Żyjemy w niełatwych czasach. Wojny, które rozprzestrzeniają się na świecie i związany z nimi zamęt stawiają pytania o przyszłość świata i naszego kraju. W tym trudnym czasie zachęcamy cię do udziału w naszym noworocznym projekcie, polegającym na wylosowaniu świętej lub świętego, który będzie ci towarzyszył przez cały rok.
Losowanie patrona na 2024 rok to również doskonała propozycja dla wszystkich, którzy zmagają się z trudnościami i potrzebują wsparcia w zwykłej codzienności. Kto wie, może dzięki patronowi, którego wylosujesz, zmieni się twoje życie? Możesz modlić się za jego wstawiennictwem i prosić go o pomoc w trudnych chwilach. Losowanie świętych to nasz noworoczny projekt, w którym chcemy zainspirować cię do wejścia w relację ze świętymi, którzy orędują za tobą w niebie!
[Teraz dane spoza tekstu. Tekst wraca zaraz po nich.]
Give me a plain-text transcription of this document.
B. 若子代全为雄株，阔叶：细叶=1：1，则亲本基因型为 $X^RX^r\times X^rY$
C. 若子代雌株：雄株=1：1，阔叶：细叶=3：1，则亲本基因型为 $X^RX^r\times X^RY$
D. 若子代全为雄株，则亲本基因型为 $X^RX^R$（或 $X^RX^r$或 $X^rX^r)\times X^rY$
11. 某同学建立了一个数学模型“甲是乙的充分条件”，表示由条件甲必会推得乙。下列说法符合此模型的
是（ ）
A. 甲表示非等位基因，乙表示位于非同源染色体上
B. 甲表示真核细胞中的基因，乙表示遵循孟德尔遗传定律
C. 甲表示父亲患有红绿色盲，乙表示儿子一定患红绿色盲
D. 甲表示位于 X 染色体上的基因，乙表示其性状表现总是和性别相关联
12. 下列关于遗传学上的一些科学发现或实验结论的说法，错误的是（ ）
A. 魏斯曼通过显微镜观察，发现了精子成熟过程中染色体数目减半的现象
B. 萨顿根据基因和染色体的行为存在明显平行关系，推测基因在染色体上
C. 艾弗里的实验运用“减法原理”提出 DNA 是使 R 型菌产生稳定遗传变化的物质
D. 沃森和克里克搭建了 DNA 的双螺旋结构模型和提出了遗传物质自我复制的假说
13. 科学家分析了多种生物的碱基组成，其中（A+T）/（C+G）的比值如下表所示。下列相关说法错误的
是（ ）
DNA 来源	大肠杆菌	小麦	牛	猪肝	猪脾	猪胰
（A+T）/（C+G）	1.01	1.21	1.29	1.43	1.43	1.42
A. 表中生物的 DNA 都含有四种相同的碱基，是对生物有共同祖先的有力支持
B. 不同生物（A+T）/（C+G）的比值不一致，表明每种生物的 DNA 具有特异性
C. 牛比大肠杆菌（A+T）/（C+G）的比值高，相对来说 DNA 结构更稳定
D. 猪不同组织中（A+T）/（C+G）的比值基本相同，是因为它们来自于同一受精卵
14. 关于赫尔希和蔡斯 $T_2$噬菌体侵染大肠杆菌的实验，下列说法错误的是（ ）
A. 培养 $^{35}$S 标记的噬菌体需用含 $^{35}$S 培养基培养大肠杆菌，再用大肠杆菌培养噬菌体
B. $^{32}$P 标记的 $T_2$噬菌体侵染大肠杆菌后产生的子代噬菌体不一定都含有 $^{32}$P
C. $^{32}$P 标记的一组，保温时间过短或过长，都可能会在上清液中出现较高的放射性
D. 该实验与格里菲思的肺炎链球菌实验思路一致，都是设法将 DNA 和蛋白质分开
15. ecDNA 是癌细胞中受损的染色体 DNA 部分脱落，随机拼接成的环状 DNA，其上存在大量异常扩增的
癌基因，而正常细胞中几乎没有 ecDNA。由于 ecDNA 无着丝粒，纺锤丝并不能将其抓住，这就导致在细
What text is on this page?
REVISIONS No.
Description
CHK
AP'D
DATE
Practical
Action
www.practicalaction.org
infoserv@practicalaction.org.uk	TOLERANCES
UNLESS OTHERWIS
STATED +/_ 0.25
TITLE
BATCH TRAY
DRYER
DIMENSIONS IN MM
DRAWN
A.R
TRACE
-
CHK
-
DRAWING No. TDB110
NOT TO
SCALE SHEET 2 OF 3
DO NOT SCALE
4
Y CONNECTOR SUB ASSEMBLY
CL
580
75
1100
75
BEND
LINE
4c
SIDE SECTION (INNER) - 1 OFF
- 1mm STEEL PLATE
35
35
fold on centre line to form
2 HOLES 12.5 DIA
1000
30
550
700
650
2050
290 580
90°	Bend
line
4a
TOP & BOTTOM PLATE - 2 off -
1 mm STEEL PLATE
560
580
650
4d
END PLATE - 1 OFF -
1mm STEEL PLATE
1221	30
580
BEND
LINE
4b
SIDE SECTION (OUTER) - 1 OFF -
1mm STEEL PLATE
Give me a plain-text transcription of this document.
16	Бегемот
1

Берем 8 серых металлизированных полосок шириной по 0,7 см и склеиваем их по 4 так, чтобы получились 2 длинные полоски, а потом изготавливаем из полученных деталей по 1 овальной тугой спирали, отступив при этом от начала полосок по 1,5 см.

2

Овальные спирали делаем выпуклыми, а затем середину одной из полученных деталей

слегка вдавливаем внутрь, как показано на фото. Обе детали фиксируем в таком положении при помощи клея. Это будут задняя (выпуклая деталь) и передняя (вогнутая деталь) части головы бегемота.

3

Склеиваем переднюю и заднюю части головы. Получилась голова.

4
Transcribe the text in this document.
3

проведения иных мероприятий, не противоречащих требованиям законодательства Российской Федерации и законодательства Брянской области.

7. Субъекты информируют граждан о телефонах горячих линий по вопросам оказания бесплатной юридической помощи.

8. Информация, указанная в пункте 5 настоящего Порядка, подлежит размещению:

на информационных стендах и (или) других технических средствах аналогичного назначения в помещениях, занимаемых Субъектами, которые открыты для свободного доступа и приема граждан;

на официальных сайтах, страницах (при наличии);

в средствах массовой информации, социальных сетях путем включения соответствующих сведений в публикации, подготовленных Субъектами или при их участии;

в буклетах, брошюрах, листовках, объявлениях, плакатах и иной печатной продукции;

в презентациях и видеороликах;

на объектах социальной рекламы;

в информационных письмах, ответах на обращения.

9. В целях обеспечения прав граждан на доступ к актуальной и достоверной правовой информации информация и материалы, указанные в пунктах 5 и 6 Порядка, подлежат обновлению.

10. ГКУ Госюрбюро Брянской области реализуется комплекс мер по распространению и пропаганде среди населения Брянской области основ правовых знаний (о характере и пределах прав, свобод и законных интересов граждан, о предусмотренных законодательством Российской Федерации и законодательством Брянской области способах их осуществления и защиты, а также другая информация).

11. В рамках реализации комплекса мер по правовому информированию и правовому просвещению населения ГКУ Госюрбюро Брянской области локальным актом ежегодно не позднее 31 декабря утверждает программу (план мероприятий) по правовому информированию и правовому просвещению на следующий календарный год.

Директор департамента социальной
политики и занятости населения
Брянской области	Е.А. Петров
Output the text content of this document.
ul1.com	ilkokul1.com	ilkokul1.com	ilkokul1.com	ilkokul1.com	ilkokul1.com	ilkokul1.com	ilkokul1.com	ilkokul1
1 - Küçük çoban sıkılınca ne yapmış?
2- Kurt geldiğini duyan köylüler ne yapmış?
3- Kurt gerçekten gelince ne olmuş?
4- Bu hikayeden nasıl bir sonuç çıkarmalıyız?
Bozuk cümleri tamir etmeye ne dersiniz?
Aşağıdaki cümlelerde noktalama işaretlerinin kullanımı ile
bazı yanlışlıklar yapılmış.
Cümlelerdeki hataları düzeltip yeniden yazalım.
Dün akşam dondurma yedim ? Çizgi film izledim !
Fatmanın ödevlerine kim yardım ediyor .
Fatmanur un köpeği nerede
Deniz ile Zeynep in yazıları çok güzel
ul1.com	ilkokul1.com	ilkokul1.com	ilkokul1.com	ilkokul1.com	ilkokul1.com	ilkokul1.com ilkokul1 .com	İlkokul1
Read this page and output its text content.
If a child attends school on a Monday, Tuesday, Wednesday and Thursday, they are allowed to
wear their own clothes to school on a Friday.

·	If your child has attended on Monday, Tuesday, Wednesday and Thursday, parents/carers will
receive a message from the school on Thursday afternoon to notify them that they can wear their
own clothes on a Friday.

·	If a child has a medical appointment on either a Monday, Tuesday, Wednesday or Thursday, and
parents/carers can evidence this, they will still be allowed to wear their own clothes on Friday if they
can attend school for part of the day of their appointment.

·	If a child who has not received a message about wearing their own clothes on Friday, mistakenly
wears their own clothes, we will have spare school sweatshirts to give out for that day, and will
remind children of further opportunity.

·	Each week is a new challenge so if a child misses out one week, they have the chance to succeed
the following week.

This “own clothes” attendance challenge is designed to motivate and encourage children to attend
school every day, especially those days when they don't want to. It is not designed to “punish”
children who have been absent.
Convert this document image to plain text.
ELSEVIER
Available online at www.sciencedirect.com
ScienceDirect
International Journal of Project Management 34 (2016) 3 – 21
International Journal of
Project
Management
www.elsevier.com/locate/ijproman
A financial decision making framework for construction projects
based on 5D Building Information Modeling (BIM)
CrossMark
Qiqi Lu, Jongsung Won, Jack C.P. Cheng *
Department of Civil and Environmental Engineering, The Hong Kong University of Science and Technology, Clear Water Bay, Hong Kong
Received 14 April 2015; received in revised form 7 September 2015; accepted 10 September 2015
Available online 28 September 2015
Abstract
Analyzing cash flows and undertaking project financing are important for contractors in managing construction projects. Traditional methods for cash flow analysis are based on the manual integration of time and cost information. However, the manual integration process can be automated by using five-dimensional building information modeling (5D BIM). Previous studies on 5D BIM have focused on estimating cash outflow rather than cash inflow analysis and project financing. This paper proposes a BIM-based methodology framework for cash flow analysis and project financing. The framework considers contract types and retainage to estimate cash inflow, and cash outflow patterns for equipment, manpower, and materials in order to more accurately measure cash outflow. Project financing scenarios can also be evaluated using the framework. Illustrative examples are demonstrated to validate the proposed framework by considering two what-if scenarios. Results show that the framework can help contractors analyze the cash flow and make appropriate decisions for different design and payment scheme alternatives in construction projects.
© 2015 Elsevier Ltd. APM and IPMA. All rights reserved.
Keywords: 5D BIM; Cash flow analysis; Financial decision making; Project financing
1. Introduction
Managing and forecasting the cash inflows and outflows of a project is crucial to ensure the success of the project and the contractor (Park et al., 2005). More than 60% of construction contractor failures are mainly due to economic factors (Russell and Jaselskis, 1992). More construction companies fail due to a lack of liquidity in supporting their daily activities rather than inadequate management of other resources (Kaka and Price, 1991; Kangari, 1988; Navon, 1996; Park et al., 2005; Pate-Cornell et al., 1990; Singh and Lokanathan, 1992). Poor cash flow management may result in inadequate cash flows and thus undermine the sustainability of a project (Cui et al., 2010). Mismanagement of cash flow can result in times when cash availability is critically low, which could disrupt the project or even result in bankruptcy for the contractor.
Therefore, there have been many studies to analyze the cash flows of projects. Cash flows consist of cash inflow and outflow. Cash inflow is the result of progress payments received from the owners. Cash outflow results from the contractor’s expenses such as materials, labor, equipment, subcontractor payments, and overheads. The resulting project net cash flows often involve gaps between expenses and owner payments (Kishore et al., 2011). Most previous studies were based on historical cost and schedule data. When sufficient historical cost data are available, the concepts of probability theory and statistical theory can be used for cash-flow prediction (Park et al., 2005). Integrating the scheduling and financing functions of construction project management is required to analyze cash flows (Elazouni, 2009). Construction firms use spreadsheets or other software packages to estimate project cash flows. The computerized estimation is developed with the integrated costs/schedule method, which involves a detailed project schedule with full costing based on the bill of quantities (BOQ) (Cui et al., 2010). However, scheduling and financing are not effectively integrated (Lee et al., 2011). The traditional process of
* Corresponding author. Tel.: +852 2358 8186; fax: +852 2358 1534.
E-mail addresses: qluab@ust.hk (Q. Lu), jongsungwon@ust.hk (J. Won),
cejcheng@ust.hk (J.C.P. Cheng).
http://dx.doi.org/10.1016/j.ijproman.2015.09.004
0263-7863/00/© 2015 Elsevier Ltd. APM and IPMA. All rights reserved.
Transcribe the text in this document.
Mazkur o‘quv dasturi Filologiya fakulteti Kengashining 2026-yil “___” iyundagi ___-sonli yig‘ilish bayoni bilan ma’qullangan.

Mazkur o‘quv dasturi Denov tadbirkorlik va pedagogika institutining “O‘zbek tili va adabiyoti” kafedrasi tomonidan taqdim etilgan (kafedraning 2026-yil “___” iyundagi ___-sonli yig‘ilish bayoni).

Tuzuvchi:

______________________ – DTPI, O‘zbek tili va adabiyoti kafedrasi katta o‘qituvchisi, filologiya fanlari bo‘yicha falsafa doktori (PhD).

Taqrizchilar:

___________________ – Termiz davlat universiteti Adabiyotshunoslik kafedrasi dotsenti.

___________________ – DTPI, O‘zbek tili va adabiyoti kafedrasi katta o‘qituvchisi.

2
Jak wylosować świętego na 2024 rok?
1. Kliknij w znajdujący się powyżej przycisk "Rozpocznij losowanie patrona na 2024 rok!". Kliknięcie zainicjuje proces losowania.
2. Gdy losowanie dobiegnie do końca, zobaczysz swojego patrona!
3. Kliknij następnie w "Dowiedz się więcej", a przejdziesz do artykułu z jego życiorysem i modlitwą, którą będziesz codziennie odmawiać!
4. Nie zapomnij podzielić się swoim patronem na Facebooku!
Dlaczego warto wylosować świętego na 2024 rok?
Żyjemy w niełatwych czasach. Wojny, które rozprzestrzeniają się na świecie i związany z nimi zamęt stawiają pytania o przyszłość świata i naszego kraju. Jednym z podstawowych dogmatów naszej wiary jest "obcowanie świętych". Polega ono na istnieniu komunii między żyjącymi w Kościele, a zmarłymi - zarówno tymi, którzy odeszli od nas "po cichu" i znajdują się w niebie, jak również tymi, którzy dzięki swoim ziemskim uczynkom zostali beatyfikowani i kanonizowani. Komunia ta ma swoje konsekwencje. Wierzymy bowiem, że święci i błogosławieni, uczestniczący w pełnej radości zjednoczenia z Bogiem, nie zajmują się tylko "swoimi sprawami", ale tworzą z nami ścisłą wspólnotę, a my możemy z nimi rozmawiać, prosić ich o wstawiennictwo, modlić się za ich przyczyną. Właśnie dlatego warto być z nimi "w kontakcie"!